The emergence and spread of artemisinin drug resistant P falciparum lineage represents a serious threat to global malaria control and eradication efforts.
“We now see this very successful resistant parasite lineage emerging, outcompeting its peers, and spreading over a wide area,” said study lead author Arjen Dondorp from Mahidol Oxford Tropical Medicine Research Unit (MORU) in Bangkok, Thailand.
The authors warned that malaria parasites resistant to both artemisinin and its widely used partner drug piperaquine are now spreading quickly throughout Cambodia, with fitter multidrug resistant parasites spreading throughout western Cambodia, southern Laos and northeastern Thailand.

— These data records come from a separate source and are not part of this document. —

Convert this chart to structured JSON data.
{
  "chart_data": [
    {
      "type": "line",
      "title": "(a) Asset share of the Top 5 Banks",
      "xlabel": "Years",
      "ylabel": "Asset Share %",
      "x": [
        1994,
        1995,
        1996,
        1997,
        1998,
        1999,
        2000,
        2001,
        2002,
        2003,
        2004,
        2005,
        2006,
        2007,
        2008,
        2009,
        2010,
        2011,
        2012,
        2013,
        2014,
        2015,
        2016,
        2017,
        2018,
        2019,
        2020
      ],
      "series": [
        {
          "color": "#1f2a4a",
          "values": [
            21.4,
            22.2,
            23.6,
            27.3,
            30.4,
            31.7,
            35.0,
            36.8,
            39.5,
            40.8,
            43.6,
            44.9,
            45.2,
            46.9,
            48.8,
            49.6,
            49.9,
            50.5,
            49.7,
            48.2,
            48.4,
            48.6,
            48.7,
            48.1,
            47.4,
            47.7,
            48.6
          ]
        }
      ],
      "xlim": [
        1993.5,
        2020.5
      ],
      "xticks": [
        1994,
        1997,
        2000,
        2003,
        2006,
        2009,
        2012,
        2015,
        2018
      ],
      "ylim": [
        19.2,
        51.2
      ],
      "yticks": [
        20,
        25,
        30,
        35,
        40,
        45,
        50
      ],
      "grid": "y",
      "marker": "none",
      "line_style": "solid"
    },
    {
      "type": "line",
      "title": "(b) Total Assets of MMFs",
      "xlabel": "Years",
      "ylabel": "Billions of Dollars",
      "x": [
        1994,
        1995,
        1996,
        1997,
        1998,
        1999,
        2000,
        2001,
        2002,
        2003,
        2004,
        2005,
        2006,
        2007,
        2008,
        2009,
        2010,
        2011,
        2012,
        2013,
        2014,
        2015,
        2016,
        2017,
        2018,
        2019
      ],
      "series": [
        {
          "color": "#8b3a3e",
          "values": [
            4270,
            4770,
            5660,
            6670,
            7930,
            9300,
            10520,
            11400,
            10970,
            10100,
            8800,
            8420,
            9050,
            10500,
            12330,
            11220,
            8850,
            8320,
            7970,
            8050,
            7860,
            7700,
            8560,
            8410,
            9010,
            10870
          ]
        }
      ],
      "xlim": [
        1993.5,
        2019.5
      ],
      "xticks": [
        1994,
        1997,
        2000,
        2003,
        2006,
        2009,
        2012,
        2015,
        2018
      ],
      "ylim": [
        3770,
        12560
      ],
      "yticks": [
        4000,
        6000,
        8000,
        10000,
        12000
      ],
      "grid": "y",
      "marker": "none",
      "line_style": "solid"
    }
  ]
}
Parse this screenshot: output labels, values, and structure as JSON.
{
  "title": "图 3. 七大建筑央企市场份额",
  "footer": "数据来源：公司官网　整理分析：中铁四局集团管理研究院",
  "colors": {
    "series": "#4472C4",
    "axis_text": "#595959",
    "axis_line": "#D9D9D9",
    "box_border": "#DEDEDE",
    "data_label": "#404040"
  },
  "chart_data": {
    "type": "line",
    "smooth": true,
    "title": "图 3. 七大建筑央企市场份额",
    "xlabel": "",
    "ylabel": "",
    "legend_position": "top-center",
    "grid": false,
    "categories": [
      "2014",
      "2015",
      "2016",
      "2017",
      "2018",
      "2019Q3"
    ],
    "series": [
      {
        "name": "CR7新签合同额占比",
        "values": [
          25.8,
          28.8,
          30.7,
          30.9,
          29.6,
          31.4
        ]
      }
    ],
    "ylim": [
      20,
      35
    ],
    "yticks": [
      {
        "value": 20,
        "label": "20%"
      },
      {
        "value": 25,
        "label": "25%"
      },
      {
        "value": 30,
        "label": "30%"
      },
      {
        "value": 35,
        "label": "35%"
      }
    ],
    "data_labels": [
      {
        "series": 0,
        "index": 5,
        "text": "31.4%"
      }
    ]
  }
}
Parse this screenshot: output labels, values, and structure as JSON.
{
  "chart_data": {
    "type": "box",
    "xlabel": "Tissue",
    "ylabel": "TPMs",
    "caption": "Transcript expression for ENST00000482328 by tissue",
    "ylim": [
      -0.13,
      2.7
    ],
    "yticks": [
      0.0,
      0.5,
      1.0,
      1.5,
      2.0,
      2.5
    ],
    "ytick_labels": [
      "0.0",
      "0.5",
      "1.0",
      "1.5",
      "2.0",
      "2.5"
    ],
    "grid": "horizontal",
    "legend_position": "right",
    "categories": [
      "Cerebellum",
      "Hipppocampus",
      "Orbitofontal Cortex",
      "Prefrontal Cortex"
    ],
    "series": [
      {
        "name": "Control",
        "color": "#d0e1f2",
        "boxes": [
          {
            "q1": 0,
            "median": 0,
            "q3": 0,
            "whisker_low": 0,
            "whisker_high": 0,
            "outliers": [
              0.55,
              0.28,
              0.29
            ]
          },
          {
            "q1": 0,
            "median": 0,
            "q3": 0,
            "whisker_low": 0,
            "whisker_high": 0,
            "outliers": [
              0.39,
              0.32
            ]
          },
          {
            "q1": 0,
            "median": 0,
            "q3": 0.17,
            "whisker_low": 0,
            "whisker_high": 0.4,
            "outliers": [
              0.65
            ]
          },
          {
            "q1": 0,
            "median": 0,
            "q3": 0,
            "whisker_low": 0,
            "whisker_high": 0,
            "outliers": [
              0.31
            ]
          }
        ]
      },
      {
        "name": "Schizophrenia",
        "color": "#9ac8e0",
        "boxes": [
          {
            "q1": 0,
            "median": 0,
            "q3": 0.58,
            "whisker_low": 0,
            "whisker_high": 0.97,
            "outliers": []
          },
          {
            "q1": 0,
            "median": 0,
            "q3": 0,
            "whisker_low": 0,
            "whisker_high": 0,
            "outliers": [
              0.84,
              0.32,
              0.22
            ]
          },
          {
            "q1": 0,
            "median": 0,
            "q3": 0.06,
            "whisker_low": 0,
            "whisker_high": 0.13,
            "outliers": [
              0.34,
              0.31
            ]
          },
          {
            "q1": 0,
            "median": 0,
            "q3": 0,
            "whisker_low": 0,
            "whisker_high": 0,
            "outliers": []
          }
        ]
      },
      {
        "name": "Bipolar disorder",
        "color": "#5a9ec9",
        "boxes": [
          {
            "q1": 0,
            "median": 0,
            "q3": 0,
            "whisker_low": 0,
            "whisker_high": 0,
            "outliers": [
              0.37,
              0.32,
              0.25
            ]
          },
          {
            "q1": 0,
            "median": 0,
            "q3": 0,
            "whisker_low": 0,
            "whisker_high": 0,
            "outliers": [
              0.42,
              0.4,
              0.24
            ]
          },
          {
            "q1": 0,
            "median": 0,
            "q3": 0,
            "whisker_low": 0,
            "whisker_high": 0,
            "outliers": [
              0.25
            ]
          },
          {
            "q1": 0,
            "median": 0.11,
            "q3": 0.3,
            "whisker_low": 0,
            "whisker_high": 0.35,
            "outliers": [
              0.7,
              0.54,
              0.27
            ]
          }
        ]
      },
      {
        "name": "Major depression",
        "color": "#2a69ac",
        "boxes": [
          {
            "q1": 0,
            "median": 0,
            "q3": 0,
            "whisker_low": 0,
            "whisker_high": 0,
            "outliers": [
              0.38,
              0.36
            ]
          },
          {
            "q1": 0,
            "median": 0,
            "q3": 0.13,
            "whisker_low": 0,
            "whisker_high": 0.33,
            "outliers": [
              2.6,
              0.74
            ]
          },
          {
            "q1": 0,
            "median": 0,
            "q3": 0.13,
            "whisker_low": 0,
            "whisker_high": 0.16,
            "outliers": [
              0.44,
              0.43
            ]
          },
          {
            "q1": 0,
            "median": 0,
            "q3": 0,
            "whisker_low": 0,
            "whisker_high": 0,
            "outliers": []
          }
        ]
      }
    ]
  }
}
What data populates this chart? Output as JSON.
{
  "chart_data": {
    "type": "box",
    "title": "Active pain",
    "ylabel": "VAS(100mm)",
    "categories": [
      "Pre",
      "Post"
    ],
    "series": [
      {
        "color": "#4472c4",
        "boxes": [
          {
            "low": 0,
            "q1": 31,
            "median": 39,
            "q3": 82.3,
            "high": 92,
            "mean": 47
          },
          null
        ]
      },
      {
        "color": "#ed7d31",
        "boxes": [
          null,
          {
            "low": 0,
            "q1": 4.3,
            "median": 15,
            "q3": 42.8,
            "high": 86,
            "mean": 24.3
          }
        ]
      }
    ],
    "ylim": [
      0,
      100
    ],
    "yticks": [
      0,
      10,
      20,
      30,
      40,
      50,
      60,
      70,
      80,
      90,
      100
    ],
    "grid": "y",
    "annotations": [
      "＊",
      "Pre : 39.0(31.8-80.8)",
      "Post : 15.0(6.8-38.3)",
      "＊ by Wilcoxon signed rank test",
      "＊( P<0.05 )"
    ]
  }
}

“We hope this evidence will be used to reemphasize the urgency of malaria elimination in the Asia-region before falciparum malaria becomes close to untreatable,” Dondorp added.
After examining blood spot samples from patients with uncomplicated falciparum malaria from sites in Cambodia, Laos, Thailand and Myanmar, the study team found that PfKelch13 C580Y, a single mutant parasite lineage, has spread across three countries, replacing parasites containing other, less ACT-resistant mutations.
“The consequences of resistance spreading further into India and Africa could be grave if drug resistance is not tackled from a global public health emergency perspective,” said Mahidol University Professor Nicholas White.